If you own a small business, regardless of the kind of business or its form, and have received, hope to receive, or know someone who has received funds from the Paycheck Protection Program (PPP), then this message applies to you.
The IRS released a notice (Notice 20-32) that outlines the use of PPP funds to have the loan convert into a non-taxable grant. The notice stipulates that you use the bulk of the funds to cover payroll and payroll-related expenses. The remainder can be used for operating expenses. If you follow these allocation guidelines, the loan will be considered non-taxable income, and the expenses you paid become non-deductible.
The exact allocation works out that at least 75% of the funds should go towards payroll-related expenses. The remainder can be used on items such as employee health care costs, rent, interest on existing loans, and retirement costs.
Please be aware that the PPP loan is designed to pay for expenses for the immediate 8 weeks subsequent to your PPP loan being funded by your bank.
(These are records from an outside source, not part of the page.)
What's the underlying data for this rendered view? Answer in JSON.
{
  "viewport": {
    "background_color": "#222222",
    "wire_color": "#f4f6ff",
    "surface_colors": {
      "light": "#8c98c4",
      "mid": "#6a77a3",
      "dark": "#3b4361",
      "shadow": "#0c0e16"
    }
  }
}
Remember, this unprecedented federal business loan program will apply to your 2020 tax return. It makes sense to prepare now for what promises to be a confusing tax season in the winter of 2021. To avoid this confusion, we strongly suggest that you set up your income statement to track your expenses differently this year. Tracking your use of any PPP-related funds now will help make next year’s tax preparation process much more manageable.
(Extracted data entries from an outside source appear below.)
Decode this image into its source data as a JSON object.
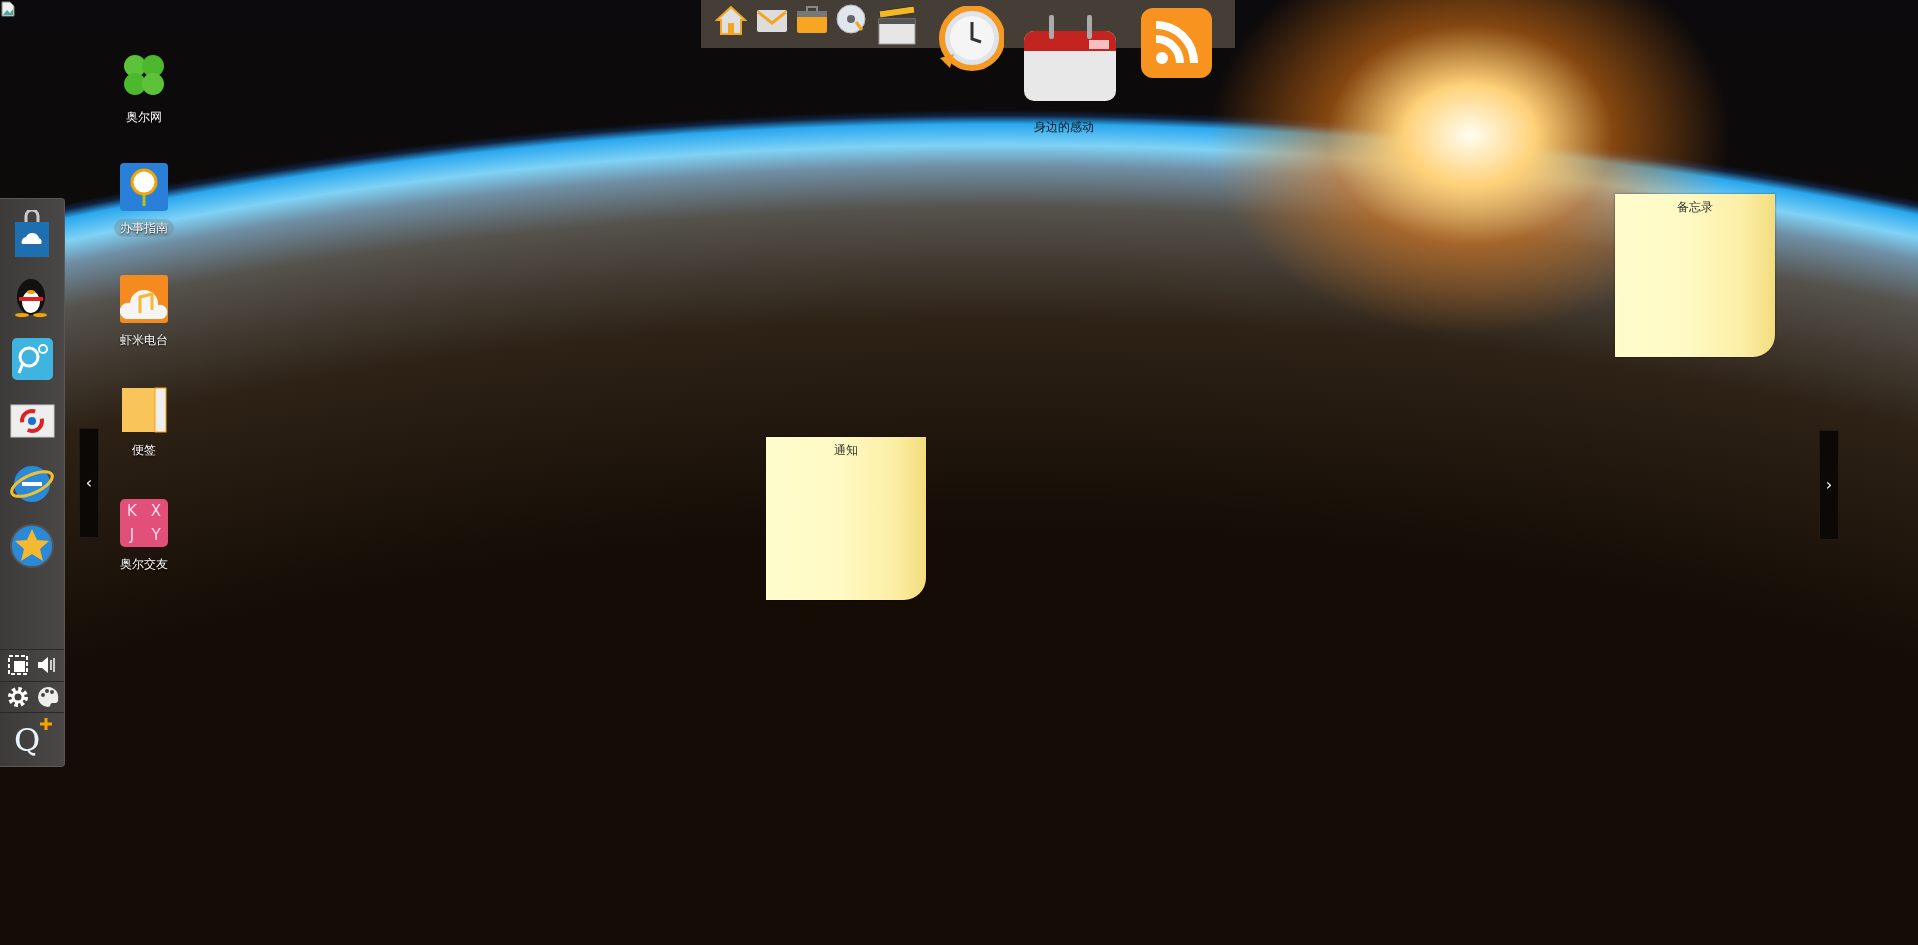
{
  "top_dock": {
    "widget_label": "身边的感动"
  },
  "desktop_icons": [
    {
      "label": "奥尔网",
      "selected": false
    },
    {
      "label": "办事指南",
      "selected": true
    },
    {
      "label": "虾米电台",
      "selected": false
    },
    {
      "label": "便签",
      "selected": false
    },
    {
      "label": "奥尔交友",
      "selected": false,
      "tiles": [
        "K",
        "X",
        "J",
        "Y"
      ]
    }
  ],
  "left_dock": {
    "logo_text": "Q"
  },
  "page_handles": {
    "left": "‹",
    "right": "›"
  },
  "notes": [
    {
      "title": "备忘录"
    },
    {
      "title": "通知"
    }
  ]
}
Here is a sample of how you can modify your segregate your expenses to more accurately track any PPP money they receive and use.
- Ordinary Income
- Ordinary Expenses
- Net Income
- Other Income
- PPP Funds
- PPP Expenses
- Payroll Taxes
- Payroll Fees
- Retirement Related Expenses
- Employee Health Care Expenses
- Interest (on loans that existed prior to shut down)
- Net Other Income/Expense
This worksheet will help make any tax calculations without having to dig too deeply into your records, saving time and headaches.